Subway Seeks to Get Greener 
December 18, 2007 

New 'eco-store' is testing recycling bins and techniques to minimize chain's impact on the environment. 

MILFORD, Conn. -- Subway is testing recycling bins, switching its napkins, cutlery and plastic cups and cutting down on the gasoline used to transport its restaurant supplies in an effort to minimize the chain's impact on the environment.

Subway is testing the new initiatives at a so-called "eco-store" it opened this month in Kissimmee, Fla. In addition to recycling bins, the restaurant was constructed using some recycled materials, and it uses more efficient heating and cooling systems, has plumbing systems that conserve water and uses high-efficiency lighting. 

Subway worked with the U.S. Green Building Council to develop the store and is planning to build others like it, The Wall Street Journal reports. 

If Subway can make recycling bins work, it could prompt other chains to add them too. Subway has about 22,000 locations in the U.S., making it the country's largest restaurant chain as measured by units. Starbucks has recycling bins at some cafes on the East Coast, but they don't accept the chain's paper coffee cups because those can't be recycled, notes the newspaper.

Nationally, Subway has switched to napkins that use 100 percent recycled materials, of which 60 percent is post-consumer recyclable material. Recycled material can include material such as wood chips, while post-consumer recycled material is paper that has already been used by consumers. Subway estimates it will save about 147,000 trees a year. 

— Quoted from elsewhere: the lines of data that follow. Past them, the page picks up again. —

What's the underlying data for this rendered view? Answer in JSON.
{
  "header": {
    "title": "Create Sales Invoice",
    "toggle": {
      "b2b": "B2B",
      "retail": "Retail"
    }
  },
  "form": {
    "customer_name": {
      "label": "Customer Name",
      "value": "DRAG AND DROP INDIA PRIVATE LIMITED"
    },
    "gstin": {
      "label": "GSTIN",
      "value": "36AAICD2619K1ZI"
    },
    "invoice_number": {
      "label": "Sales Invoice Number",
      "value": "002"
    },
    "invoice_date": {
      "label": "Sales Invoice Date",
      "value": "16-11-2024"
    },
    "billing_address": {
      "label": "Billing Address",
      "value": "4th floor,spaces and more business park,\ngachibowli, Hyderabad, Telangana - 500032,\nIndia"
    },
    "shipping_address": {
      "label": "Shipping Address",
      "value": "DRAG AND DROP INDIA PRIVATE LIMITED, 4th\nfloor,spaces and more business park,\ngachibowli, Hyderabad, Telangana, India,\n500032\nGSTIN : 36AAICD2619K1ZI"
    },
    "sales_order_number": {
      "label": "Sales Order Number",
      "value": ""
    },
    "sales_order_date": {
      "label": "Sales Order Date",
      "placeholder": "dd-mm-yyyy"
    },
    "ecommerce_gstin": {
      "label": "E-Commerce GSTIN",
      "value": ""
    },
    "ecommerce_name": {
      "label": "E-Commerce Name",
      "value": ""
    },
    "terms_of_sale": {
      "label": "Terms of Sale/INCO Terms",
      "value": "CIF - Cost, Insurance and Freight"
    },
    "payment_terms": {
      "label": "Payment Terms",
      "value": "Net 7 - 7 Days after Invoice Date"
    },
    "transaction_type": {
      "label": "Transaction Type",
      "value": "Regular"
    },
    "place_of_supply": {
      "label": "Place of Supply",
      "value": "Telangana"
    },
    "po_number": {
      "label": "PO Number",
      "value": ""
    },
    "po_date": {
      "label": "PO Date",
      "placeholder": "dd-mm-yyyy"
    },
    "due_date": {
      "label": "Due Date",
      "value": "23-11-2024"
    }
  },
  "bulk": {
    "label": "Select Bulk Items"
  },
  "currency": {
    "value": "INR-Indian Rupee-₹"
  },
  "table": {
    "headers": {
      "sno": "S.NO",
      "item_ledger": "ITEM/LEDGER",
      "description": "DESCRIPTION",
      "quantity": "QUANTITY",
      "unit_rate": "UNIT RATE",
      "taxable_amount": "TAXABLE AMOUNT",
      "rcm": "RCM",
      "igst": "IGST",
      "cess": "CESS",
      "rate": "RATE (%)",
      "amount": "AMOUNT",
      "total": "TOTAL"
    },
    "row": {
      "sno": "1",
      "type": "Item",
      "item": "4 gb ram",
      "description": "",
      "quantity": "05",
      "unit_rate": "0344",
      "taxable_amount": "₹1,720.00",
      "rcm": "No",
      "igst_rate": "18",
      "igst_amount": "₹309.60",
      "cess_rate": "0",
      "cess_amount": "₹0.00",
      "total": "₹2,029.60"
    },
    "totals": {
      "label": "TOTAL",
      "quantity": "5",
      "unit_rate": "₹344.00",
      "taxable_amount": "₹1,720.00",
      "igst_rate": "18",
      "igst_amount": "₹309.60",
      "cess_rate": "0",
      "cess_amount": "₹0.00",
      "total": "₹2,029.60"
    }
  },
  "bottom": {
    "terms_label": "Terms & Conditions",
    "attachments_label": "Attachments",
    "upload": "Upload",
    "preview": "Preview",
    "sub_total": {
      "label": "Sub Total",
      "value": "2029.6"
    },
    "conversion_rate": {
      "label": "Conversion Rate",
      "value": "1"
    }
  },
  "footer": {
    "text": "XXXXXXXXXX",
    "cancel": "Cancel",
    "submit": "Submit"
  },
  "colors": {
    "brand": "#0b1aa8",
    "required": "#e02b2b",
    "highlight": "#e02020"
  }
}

Subway also switched to cutlery and plastic drinking cups made of polypropylene instead of polystyrene, which the company estimates will save 13,000 barrels of oil annually because it no longer needs to use as much of that material. The chain also will save gasoline after it reconfigured a facility in Utah that keeps it from having to slice deli meat in Iowa and send it to Colorado for distribution.